Azlan tersenyum tapi malah terkesan mengejek bagiku.

"Menutup aurat itu pilihan buat seorang wanita. Apakah dia ingin menaati perintah agamanya atau dia ingin melanggarnya. Yang menggiring dia sendiri menuju ke neraka.Tapi di balik sebuah keterbatasan yang Allah berikan kepada hamba-Nya, bukan menjadi halangan untuk seorang hamba untuk tidak taat perintah Allah. Melainkan lewat keterbatasanyalah Allah ingin menguji hamba-Nya apakah dia bersyukur terhadap nikmat Allah atau dia menjadi seorang yang kufur nikmat." Ucap dokter Azlan panjang lebar.

Aku hanya diam seribu bahasa. Tidak seperti biasanya aku yang selalu bisa menjawab nasehat dari abang. Kini lidahku benar-benar kelu.

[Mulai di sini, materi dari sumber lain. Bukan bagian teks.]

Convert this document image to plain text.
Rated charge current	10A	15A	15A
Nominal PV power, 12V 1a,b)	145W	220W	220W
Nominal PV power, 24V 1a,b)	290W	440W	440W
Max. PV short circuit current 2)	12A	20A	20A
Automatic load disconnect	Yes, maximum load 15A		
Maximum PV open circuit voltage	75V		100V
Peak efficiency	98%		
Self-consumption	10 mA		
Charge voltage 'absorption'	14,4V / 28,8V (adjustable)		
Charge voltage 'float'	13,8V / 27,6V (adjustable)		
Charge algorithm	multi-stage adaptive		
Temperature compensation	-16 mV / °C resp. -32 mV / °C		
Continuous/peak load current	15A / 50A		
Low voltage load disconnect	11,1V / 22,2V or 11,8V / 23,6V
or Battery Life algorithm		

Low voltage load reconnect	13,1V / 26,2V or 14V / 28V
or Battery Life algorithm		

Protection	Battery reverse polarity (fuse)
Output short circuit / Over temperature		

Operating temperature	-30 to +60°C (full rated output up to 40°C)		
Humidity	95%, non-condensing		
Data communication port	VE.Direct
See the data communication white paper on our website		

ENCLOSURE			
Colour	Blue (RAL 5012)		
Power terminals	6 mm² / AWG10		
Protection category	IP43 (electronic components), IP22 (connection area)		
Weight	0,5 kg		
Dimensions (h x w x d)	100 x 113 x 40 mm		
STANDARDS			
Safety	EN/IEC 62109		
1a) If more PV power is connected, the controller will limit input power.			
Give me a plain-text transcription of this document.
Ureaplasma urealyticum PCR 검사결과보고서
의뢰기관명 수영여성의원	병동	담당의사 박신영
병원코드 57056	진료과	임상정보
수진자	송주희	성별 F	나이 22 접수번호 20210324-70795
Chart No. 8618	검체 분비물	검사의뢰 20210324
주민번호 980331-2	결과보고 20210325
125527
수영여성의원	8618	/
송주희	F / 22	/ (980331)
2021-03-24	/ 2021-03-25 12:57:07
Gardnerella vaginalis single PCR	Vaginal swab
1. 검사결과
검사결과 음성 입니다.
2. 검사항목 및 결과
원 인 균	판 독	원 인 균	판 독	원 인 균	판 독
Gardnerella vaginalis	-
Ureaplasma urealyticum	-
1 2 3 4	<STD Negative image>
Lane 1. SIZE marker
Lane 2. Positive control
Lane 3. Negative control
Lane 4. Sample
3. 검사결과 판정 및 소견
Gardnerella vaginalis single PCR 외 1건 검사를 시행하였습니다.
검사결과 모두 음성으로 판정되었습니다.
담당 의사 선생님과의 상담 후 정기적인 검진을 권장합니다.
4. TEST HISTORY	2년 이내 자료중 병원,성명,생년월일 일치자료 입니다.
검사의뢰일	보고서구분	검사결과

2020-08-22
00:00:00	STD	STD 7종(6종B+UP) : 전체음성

"Maaf kalau aku terlalu berlebihan dan sok tahu. Tapi aku ingin memegang janjimu untuk menjadi seorang kakak yang baik untuk mereka bertiga. Bersikap lah seperti biasa saja di hadapan Bila. Jangan lihat kekurangannya tapi lihatlah kelebihannya. Permisi Assalamu'alaikum," ujar dokter Azlan pamit dan berdiri meninggalkanku sendiri.

"Wa'alaikumsalam" Jawabku lirih dan terbata.










*Disabilitas adalah istilah yang meliputi gangguan, keterbatasan aktivitas, dan pembatasan partisipasi. Gangguan adalah sebuah masalah pada fungsi tubuh atau strukturnya; suatu pembatasan kegiatan adalah kesulitan yang dihadapi oleh individu dalam melaksanakan tugas atau tindakan, sedangkan pembatasan partisipasi merupakan masalah yang dialami oleh individu dalam keterlibatan dalam situasi kehidupan. Jadi disabilitas adalah sebuah fenomena kompleks, yang mencerminkan interaksi antara ciri dari tubuh seseorang dan ciri dari masyarakat tempat dia tinggal.

*Tunarungu adalah seseorang yang mengalami kekurangan atau kehilangan kemampuan mendengar baiksebagian atau seluruhnya yag diakibatkan karena tidak berfungsinya sebagian atau seluruh alat pendengaran, sehingga ia tidak dapat menggunakan alat pendengaranya dalam kehidupan sehari-hari yang membawa dampak terhadap kehidupannya secara kompleks.